Dynamic probability adjustment: When symbols are combined, the probabilities shift based on preceding symbols and overall context. If “Δ” is interpreted as “action,” it might increase the probability that subsequent “Ω” means “positive.” This creates a chained effect where each interpretation influences the next, creating a complex web of meaning possibilities.
Implementation framework: A computational implementation of such a language could be built using concepts from probabilistic programming languages. Each “word” would be an object containing a probability distribution over possible meanings, with methods for adjusting these probabilities based on context.
A message like “Δ Ω Φ” would have multiple possible interpretations with different probabilities, such as “positive action that is large” (highest probability path) or “negative object that is small” (lower probability path).
Could this be real?
I would argue that non-deterministic languages represent a theoretically viable form of communication that operates on principles fundamentally different from human languages. Whilst deterministic languages assign fixed meanings to symbols and combinations of symbols, there is already a significant departure from this with natural languages. A non-deterministic language would operate through probability distributions of meaning, contextual and historical dependencies, and fluid semantics. In stochastic parrots, distribution is based on meaning, while in non-deterministic language, meaning is based on distribution.
Reaching wildly (well, it’s a journal of exploration), non-deterministic languages, though alien to human communication, might possibly be a better representation of how modern AI systems process information and might even serve as a more natural interface for AI-to-AI communication, where uncertainty and probability are fundamental to their reasoning and meaning itself appears more probabilistic.
The prototype here demonstrates how such a language might function with an awful lot of caveats — mostly my ignorance of the topic, cobbled together reading and to see the ideas you need a lot of linguistic gymnastics. Hopefully with time I can clear up some of this.
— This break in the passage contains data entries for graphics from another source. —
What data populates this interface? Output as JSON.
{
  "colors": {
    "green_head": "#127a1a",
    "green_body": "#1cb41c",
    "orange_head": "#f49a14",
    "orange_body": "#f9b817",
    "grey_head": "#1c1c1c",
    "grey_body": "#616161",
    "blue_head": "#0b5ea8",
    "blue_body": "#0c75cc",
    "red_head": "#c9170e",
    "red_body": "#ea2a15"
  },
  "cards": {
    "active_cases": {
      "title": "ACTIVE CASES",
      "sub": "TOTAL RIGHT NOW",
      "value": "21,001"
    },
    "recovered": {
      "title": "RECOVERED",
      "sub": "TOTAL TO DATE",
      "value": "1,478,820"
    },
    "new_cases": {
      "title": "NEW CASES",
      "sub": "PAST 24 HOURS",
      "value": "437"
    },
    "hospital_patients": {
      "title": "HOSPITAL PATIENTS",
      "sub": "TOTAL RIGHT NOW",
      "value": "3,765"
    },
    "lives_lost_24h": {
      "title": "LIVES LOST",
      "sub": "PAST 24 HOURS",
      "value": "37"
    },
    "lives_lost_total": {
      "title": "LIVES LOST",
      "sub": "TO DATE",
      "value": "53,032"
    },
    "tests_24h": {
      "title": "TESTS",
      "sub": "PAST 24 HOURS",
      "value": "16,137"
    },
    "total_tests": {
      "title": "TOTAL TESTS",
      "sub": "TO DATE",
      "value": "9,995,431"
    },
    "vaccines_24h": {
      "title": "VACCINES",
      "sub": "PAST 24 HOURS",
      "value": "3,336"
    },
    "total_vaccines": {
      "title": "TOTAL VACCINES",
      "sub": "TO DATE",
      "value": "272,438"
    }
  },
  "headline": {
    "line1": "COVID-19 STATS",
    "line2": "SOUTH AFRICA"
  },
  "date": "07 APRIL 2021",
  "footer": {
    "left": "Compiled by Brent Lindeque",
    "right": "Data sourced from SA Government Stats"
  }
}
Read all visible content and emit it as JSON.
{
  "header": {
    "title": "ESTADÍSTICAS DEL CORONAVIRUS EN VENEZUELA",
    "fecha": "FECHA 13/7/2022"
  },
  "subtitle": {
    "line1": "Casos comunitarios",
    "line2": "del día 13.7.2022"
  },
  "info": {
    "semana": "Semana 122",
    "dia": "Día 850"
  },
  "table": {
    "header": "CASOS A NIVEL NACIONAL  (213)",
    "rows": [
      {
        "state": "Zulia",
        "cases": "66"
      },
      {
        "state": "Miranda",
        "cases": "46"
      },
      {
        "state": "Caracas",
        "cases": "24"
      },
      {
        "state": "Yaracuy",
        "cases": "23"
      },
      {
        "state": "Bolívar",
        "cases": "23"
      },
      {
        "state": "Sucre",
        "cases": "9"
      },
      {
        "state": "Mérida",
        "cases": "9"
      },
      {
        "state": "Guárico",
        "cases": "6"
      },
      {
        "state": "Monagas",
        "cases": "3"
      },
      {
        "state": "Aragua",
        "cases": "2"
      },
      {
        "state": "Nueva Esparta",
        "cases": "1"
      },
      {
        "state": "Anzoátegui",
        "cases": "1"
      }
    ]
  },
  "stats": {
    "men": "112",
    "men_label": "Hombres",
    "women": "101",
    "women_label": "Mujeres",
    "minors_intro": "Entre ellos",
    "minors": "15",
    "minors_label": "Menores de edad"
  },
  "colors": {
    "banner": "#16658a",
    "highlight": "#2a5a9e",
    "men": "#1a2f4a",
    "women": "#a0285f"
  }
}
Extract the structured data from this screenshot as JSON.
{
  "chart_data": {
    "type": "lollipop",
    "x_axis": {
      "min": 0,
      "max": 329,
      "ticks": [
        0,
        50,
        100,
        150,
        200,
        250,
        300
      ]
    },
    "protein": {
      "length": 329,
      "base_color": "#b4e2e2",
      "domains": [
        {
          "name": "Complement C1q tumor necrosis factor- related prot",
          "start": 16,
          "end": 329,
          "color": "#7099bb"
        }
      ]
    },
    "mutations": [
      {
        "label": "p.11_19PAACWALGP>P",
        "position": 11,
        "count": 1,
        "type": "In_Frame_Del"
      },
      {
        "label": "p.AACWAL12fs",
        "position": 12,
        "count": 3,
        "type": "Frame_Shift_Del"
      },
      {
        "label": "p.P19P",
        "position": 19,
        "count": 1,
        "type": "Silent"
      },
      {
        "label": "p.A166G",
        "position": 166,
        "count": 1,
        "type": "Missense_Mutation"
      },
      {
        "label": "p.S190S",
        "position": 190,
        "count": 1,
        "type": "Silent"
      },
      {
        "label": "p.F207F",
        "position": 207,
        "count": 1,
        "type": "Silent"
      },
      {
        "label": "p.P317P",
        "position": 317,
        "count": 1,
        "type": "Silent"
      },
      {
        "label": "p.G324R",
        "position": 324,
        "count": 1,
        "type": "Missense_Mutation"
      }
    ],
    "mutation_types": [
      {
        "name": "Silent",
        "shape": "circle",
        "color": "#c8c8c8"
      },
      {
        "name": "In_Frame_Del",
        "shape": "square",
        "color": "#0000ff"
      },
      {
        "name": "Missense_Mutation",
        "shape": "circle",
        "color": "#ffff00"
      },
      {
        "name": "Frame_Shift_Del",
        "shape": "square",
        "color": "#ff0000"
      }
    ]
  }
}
I would argue that as AI systems become more sophisticated, we may need to expand our understanding of what constitutes a “language” to include these non-deterministic communication systems. We might even then be able to understand what we’ve taught these systems through our training data, assuming we’ve kept it open.
OR
This journal might just be a waste of time (likely) or I might be talking gibberish because I don’t understand the subject enough (highly likely, it’s a journal and I did warn you about reading it). The meaningfulness of this journal will change as I’m exposed to more words on the subject … oh, wait, hang on …
I can just hope my thinking in the open converges somewhere.
It still doesn’t change my argument that symbolic instructions are symbols that change the behaviour of the system and training data should be open sourced in an open source AI. But the demands for a language opens up interesting possibilities. Thank you John.